Cargo Rollovers Rise in October

ocean freight

Demand for ocean cargo surged through October as ocean carriers added nearly as much capacity as possible. The swelling demand to move containers and the lack of additional capacity has resulted in a wave of rolled cargo, with some carriers reportedly rolling as many as 1 in 3 shipments.

The rate of rolled cargo at transshipment ports increased in October to nearly 29%, up from almost 27% in September, and more than 22% in October 2019, according to figures in an emailed release from Ocean Insights.
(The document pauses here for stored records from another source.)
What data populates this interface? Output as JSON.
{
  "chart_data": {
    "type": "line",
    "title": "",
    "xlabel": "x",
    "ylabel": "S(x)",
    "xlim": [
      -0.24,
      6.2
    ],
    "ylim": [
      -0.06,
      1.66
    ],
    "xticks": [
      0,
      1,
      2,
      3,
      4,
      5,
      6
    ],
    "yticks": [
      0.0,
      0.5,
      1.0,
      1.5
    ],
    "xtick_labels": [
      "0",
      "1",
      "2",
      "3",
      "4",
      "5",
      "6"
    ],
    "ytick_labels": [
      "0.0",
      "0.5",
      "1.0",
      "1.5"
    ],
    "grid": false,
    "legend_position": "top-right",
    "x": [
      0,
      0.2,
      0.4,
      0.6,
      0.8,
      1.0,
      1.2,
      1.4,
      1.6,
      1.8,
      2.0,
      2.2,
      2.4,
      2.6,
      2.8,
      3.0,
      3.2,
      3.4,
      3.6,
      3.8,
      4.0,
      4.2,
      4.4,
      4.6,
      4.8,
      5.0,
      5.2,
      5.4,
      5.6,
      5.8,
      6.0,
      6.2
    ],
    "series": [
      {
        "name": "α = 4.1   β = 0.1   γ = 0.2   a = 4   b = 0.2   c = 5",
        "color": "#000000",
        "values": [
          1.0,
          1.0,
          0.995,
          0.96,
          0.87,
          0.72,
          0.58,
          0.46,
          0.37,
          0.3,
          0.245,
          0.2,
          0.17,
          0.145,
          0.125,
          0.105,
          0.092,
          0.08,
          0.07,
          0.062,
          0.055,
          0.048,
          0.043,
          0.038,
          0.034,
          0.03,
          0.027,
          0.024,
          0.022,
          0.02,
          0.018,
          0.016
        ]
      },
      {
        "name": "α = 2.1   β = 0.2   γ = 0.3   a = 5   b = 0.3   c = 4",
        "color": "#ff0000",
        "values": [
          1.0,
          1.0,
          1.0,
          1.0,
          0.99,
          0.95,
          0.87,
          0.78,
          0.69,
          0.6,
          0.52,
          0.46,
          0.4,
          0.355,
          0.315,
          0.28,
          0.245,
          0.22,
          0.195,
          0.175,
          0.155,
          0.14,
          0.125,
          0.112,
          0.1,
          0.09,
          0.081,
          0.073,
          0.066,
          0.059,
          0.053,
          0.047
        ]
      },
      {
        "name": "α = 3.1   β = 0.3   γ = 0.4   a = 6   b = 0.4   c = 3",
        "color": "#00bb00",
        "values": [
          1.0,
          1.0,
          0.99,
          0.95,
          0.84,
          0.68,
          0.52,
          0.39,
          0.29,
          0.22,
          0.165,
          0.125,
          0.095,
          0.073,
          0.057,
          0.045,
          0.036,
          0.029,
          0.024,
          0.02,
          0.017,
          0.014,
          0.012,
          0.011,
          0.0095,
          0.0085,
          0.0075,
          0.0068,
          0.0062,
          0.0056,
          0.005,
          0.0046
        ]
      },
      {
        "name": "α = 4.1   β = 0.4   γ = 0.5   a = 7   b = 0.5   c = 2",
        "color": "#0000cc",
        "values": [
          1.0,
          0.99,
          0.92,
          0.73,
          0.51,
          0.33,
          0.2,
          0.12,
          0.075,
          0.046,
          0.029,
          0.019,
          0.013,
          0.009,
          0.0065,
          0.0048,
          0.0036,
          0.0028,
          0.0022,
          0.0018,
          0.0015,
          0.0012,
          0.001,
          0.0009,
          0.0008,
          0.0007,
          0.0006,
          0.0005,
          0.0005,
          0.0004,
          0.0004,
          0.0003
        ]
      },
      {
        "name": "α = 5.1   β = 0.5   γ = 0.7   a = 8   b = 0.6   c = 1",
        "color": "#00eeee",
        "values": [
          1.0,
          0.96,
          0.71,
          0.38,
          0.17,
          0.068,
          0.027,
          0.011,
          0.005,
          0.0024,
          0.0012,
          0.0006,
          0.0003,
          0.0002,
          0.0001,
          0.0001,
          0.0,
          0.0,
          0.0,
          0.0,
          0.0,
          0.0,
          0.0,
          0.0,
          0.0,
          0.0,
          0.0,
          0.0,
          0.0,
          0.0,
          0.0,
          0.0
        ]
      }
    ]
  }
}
The second-busiest port in the world, Port of Singapore, saw an increase in its ratio to more than 31% rolled cargo in October from more than 30% in September.

Some areas did see improvement, however, including the busiest port in the world, Port of Shanghai, which had its ratio improve to less than 23% in October from almost 26% in September.

Some trade specialists have pointed towards an import wave that has been building in momentum over the past few months, as retailers restock from low inventory levels, along with a surge of e-commerce shipments for those who have retained their purchasing power amidst the COVID-19 pandemic.

U.S. exporters have voiced frustration with this fact in recent weeks, saying ocean carriers are moving empty containers back to Asia rather than wait for agricultural exports.

With government regulators seemingly unable to rein in the power of the global shipping lines, it could seem that shippers don’t have much power to avoid rolled cargo.